Above is historical buy/sell potential for a continuous 200 bars. This is a simple representation of continuous MAE/MFE. And of course the real chart:
These are both showing 200 bars even though there should really be 248 bars in the real chart to show what the MAE/MFE chart is displaying. What’s more important is seeing how the MAE/MFE chart is extrapolating from the real chart, and looking at what pros and cons looking at one chart over the other would be. Different/cleaner/better charts are how I aim to spot and clarify patterns that may exist.
yellow-blue-red here is 5/10/20 pips. 20 pips is ideal but considering this is h1 data 10 pips should be reasonable.
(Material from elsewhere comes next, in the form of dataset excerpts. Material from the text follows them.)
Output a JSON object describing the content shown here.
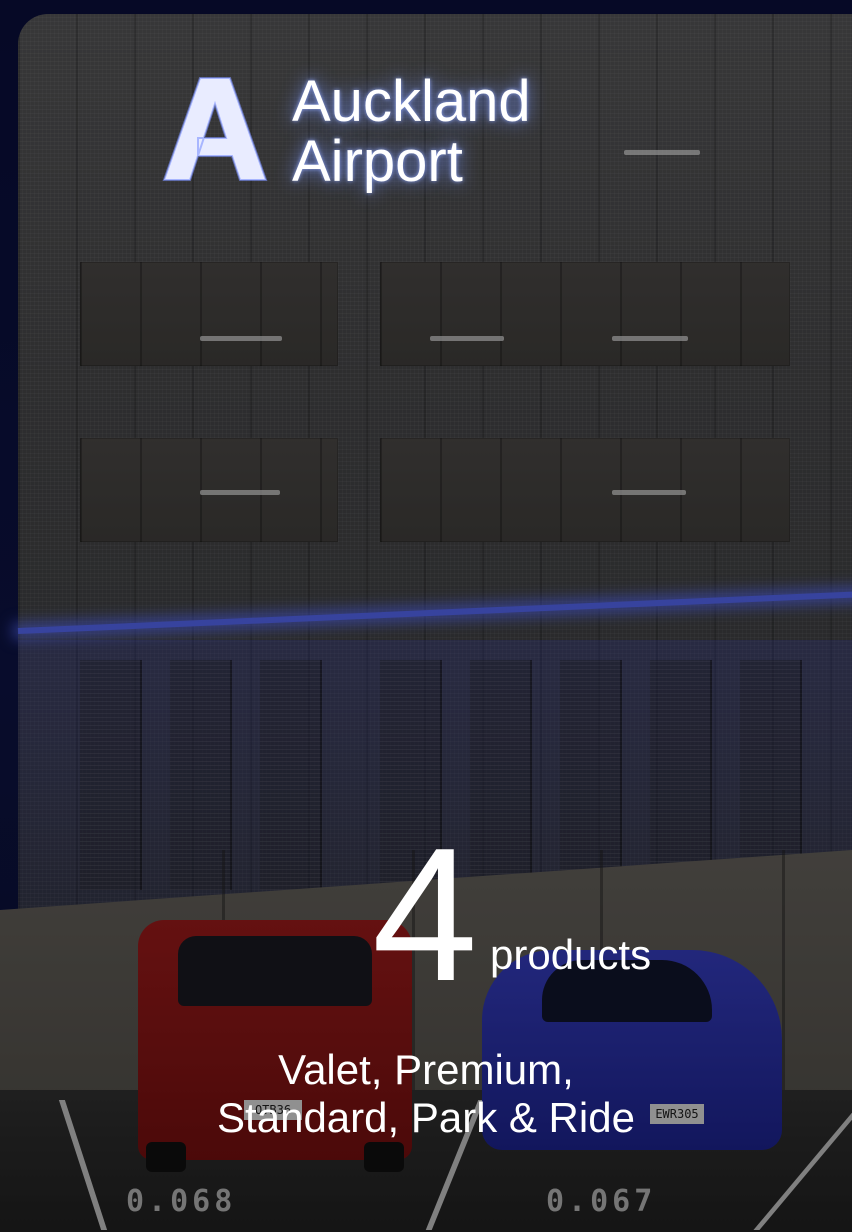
{
  "brand": {
    "logo_line1": "Auckland",
    "logo_line2": "Airport"
  },
  "stat": {
    "number": "4",
    "unit": "products",
    "description_line1": "Valet, Premium,",
    "description_line2": "Standard, Park & Ride"
  },
  "background": {
    "plate_left": "OTB36",
    "plate_right": "EWR305",
    "ground_marking_left": "0.068",
    "ground_marking_right": "0.067"
  },
  "colors": {
    "accent_glow": "#5a6cff",
    "text": "#ffffff"
  }
}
-Basically anytime where both lines are above the target (blue/red) means that your trade direction basically doesn’t matter. That’s not to say the market is in full chop in those areas, or that one direction isn’t better still because of drawdown, but a target is a target.
-The bigger the gap between the lines, the stronger the market is trending.
Trading from extremes:
I played with this for a couple of hours because I thought there was something there, and I ended up creating additional columns to be able to look at past and future together.
For this movement (potential down movement), there’s something that really stuck out to me from all the time I spent looking at TCDs: Noticing extremes.
Since I’m calculating past and future for every bar, the time axis is actually the present, and so any connection that I can directly draw from the past to predict the future is quite powerful. What’s highlighted here is the observation that whenever the past price potential is in a low extreme, it projects future price to be much higher than that.
Given the present bar (with everything on the right of the present bar as the “unknown”, we know that the down potential of the box on the far right 48 bars ago is extremely low. Thus we can project forward that future down potential will not be the same, and short. Neat! This is a new area of exploration.
Continuous bar MAE/MFE percentiles:
Using a 48-hour future look, about 60% of the time you can expect 20 pips from either direction. About 84% of the time you can be safe to get 7 pips. These are the base probabilities so it’s worth seeing if waiting for a past period to enter the “danger zone” has any effect on the future:
The difference is there for sure, but the effect is very small and thus not really a relevant difference. As an indicator, this suggests that the future up/down potential is not really affected by the current state, or to be more specific, it is not significantly affected when the past state is below average. Tl;dr Cool, but not useful.